Galaktoseintoleranz

Was ist Galaktoseintoleranz?

Galaktoseintoleranz ist eine seltene genetisch bedingte Krankheit, die dazu führt, dass Galaktose nicht verdaut werden kann. Galaktose entsteht beim Abbau von Laktose (Milchzucker). Galaktoseintoleranz ist eine Krankheit, die durch Schäden an Organen wie der Leber, der Augenlinse und dem Nervensystem gekennzeichnet ist. Sie wird autosomal-rezessiv vererbt.
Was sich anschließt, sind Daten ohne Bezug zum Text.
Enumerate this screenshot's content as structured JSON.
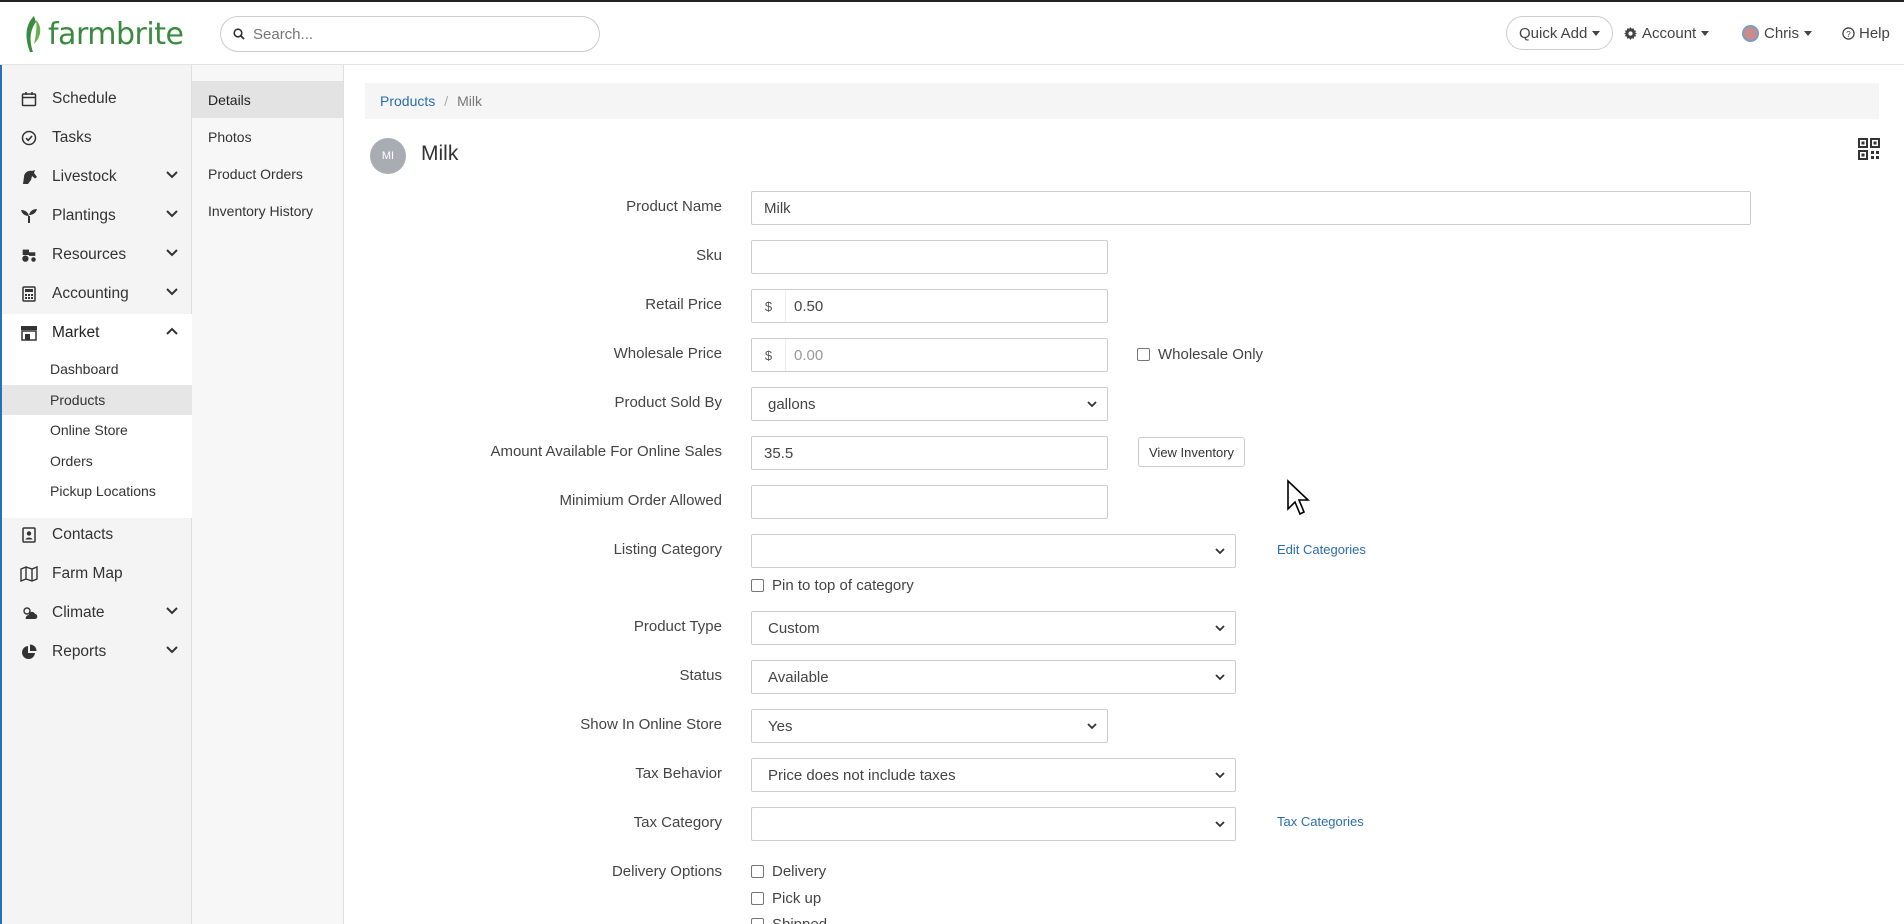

Dies bedeutet, dass ein Kind nur dann eine Krankheit entwickelt, wenn es von jedem seiner Eltern eine abnormale Kopie des Galactose-1-Phosphat-Uridyltransferase-Gens erbt.

Laktose ist eines der Hauptkohlenhydrate in der Milch. Im Darm wird diese Laktose in Glukose und Galaktose zerlegt, die dann als Energiequelle verwendet werden. Galaktose wird dann durch eine Reihe von enzymatischen Reaktionen in Glucose umgewandelt.

Wodurch ist die Störung im Galaktose-Stoffwechsel gekennzeichnet?

Galaktoseintoleranz ist durch die Anreicherung von Galaktosederivaten in der Augenlinse, den Strukturen des Nervensystems und inneren Organen gekennzeichnet. Hier können Mediziner ihre toxischen Wirkungen feststellen. Auch bei dieser Krankheit beobachten Ärzte eine Veranlagung zur Entwicklung schwerer bakterieller Infektionen. Dies ist auf die Tatsache zurückzuführen, dass ein Überschuss an Galaktose die Leukozytenfunktion (zuständig für die Immunabwehr) hemmt.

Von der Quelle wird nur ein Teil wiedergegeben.